Going Back Home dates back to a chance encounter at the 2010 awards ceremony where Johnson and Daltrey found themselves seated next to each other and bonding over a mutual admiration for Johnny Kidd & the Pirates. A collaboration was apparently mooted at the time, but seems to have been one of those things that would be tackled at some point in the future. The cancer diagnosis delivered a sense of urgency. With Johnson well enough to press ahead with the project when The Who finished a world tour the album was recorded in a week in November 2013 at Yellow Fish studio at Uckfield in East Sussex, near Daltrey's home.
Behind the guitar and vocals, Johnson's touring band of Blockheads bassist Norman Watt-Roy and drummer Dylan Howe were aided and abetted by Mick Talbot on piano and Hammond organ and Steve Weston's harmonica
The selection of material was a pretty straightforward exercise, with Daltrey happy to have a go at singing whatever Johnson threw at him, and Wilko obliging with a selection of ten Johnson originals covering the Feelgood era and his subsequent solo career as well as a cover of Bob Dylan's Can You Please Crawl Out Your Window?
From the start of Going Back Home, the song Johnson co-wrote with Pirates' guitarist Mick Green for the Feelgoods' Malpractice it's familiar ground with Johnson's trademark choppy riffs intersecting with the Daltrey growl in a meat and potatoes exercise in prime British R&B. Ice on the Motorway and I Keep It to Myself follow before a glorious reading of Can You Please Crawl Out Your Window? Subtle it ain't but, boy does it rock!
Turned 21 drops things back a notch, but things gradually kick back up through Keep On Loving You, Some Kind of Hero, Sneaking Suspicion, Keep It Out of Sight and Everybody's Carrying a Gun before things wind up in an entirely appropriate manner with Johnson's ode to the Canvey Island oil refinery (All Through the City).
With eleven tracks on an album that nudges the scales at just under thirty-four and a half minutes there might be some inclined to quibble about length, but for mine it's just about right. You really don't want this stuff delivered in massive doses, keep it short and sharp, a series of short arm jabs rather than a lengthy pummelling.
You might, if you're inclined to be picky, take issue with the recording too. It's a crystal-clear rendering of Johnson's stabbed chords. Muddy might have been better, but this is a high-definition portrait, entirely appropriate when you're talking what amounts to an epitaph.

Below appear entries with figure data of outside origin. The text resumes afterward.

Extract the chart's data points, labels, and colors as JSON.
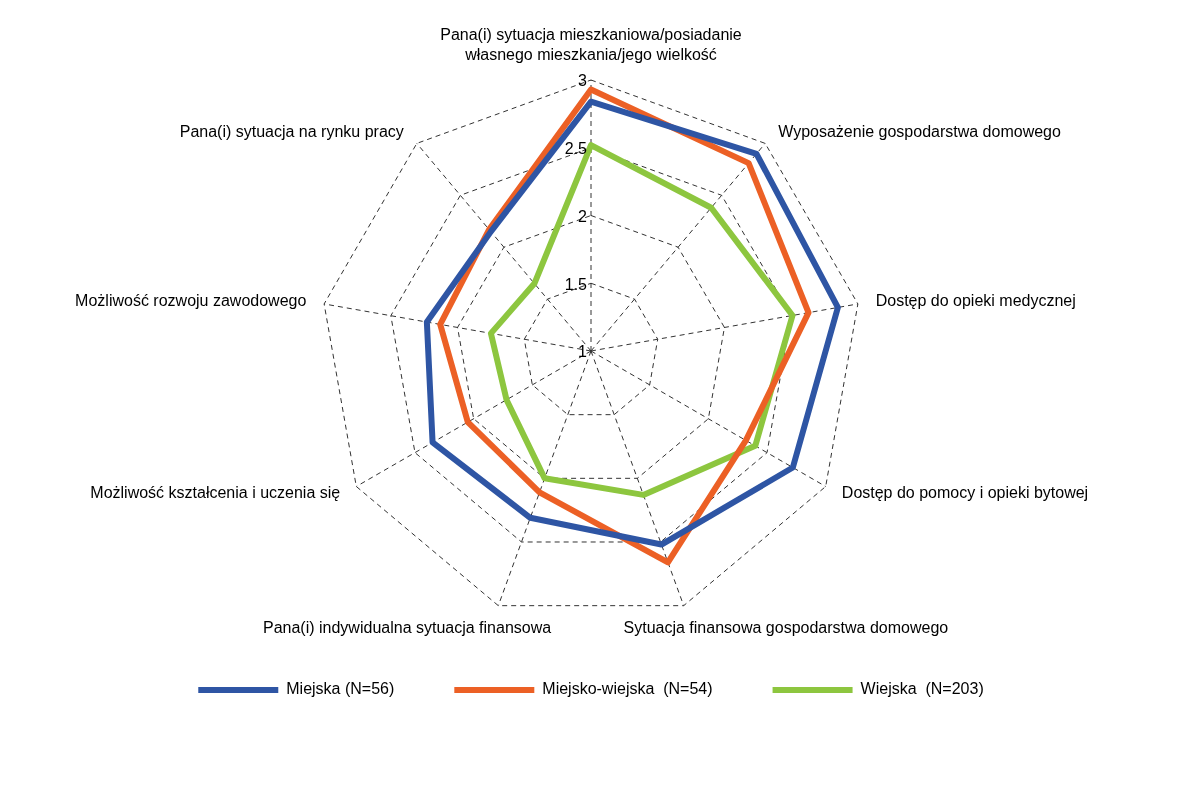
{
  "chart_data": {
    "type": "radar",
    "categories": [
      "Pana(i) sytuacja mieszkaniowa/posiadanie własnego mieszkania/jego wielkość",
      "Wyposażenie gospodarstwa domowego",
      "Dostęp do opieki medycznej",
      "Dostęp do pomocy i opieki bytowej",
      "Sytuacja finansowa gospodarstwa domowego",
      "Pana(i) indywidualna sytuacja finansowa",
      "Możliwość kształcenia i uczenia się",
      "Możliwość rozwoju zawodowego",
      "Pana(i) sytuacja na rynku pracy"
    ],
    "series": [
      {
        "name": "Miejska (N=56)",
        "color": "#2e55a4",
        "values": [
          2.84,
          2.9,
          2.85,
          2.72,
          2.52,
          2.31,
          2.35,
          2.23,
          2.15
        ]
      },
      {
        "name": "Miejsko-wiejska  (N=54)",
        "color": "#ec6025",
        "values": [
          2.93,
          2.81,
          2.63,
          2.32,
          2.66,
          2.11,
          2.05,
          2.13,
          2.17
        ]
      },
      {
        "name": "Wiejska  (N=203)",
        "color": "#8dc63f",
        "values": [
          2.52,
          2.38,
          2.51,
          2.4,
          2.13,
          2.0,
          1.72,
          1.75,
          1.65
        ]
      }
    ],
    "ylim": [
      1,
      3
    ],
    "yticks": [
      1,
      1.5,
      2,
      2.5,
      3
    ],
    "grid": true,
    "legend": "bottom",
    "marker": "none",
    "line_style": "solid"
  }
}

It's also entirely appropriate that the album appears on Chess, the former home of Muddy Waters and Howlin' Wolf. One suspects the only thing that could have enhanced a magnificently worthy collaboration would have been to record it in Chicago. On the other hand, while 2120 South Michigan is still there and, apparently, still operational, you can't beat the convenience of operating close to home in an environment where you're not working with the ghosts of blues men past looking over your shoulder. In the end, given the circumstances, it's all about convenience, and the only thing that matters, in the end, is what is delivered.
On that basis Going Back Home is a fitting way to wind up a remarkable career, a project that underlines the remarkable and often forgotten legacy of Johnny Kidd & The Pirates who were, after all, the inspiration behind The Who, Dr. Feelgood and so many others.